Le mélanome avancé se concentre sur des traitements complexes et coûteux

Le mélanome, le type de cancer de la peau le plus agressif, est responsable de la majorité des décès parmi les tumeurs cutanées, bien qu'il représente une plus petite partie des cas. Aux stades avancés, le traitement est complexe et peut impliquer des thérapies coûteuses. L'information est contenue dans la nouvelle étude de l'Institut d'études complémentaires sur la santé (IESS), « Mélanome en médecine complémentaire : examen des données probantes et analyse de l'utilisation de l'immunothérapie et impact économique potentiel ».

Le travail a identifié, sur la base des données du Registre hospitalier du cancer de la Fondation Oncocentro de São Paulo (FOSP), qu'entre 2015 et 2024, 4 810 diagnostics de mélanome ont été enregistrés chez des patients traités par les plans de santé de l'État de São Paulo. Parmi ceux-ci, 91,4 % ont été identifiés à un stade précoce ou in situ, lorsque la tumeur est encore limitée à la couche la plus superficielle de la peau.

294 autres cas (6,1 %) ont été classés dans les stades III et IV – la plage dans laquelle la maladie devient plus complexe et nécessite des thérapies systémiques. Contrairement à d’autres cancers de la peau, comme les carcinomes basocellulaires et épidermoïdes – plus fréquents et, en général, moins agressifs – le mélanome a une plus grande capacité de dissémination et une évolution clinique plus complexe.

Ce contraste entre un diagnostic précoce et une maladie avancée contribue à expliquer les différences dans la complexité du traitement.

Immunothérapie et nouveaux défis

Dans les cas avancés, le traitement du mélanome a connu des changements importants ces dernières années, avec l’introduction de l’immunothérapie – notamment avec des médicaments tels que le nivolumab et le pembrolizumab, qui stimulent le système immunitaire pour attaquer la tumeur. Ces médicaments agissent en libérant la réponse immunitaire du corps, lui permettant ainsi de reconnaître et de combattre les cellules cancéreuses et de modifier le schéma thérapeutique du mélanome avancé. Bien qu’ils présentent des mécanismes d’action similaires, ils diffèrent en termes d’utilisation et de coût.
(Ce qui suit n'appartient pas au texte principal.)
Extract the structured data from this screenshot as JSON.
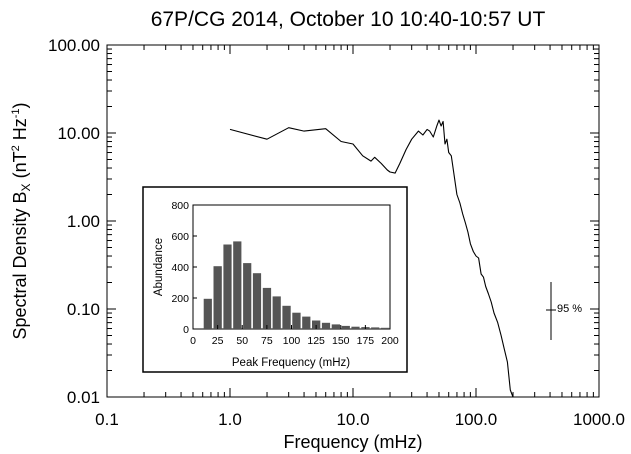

En pratique, il s’agit de thérapies intraveineuses (administrées dans la veine), d’usage prolongé, qui peuvent durer des mois ou des années. Compte tenu du nombre de cas potentiellement éligibles à l'immunothérapie, l'impact économique potentiel, estimé sur la base de ces patients et de ces scénarios de traitement, varie de 3,32 millions de R$ à 6,80 millions de R$ par an dans les scénarios avec nivolumab et de 4,95 millions de R$ à 10,13 millions de R$ avec le pembrolizumab. De 2015 à 2024, l'estimation totale varie de 44,41 millions de R$ à 66,15 millions de R$ en santé complémentaire dans l'État de São Paulo.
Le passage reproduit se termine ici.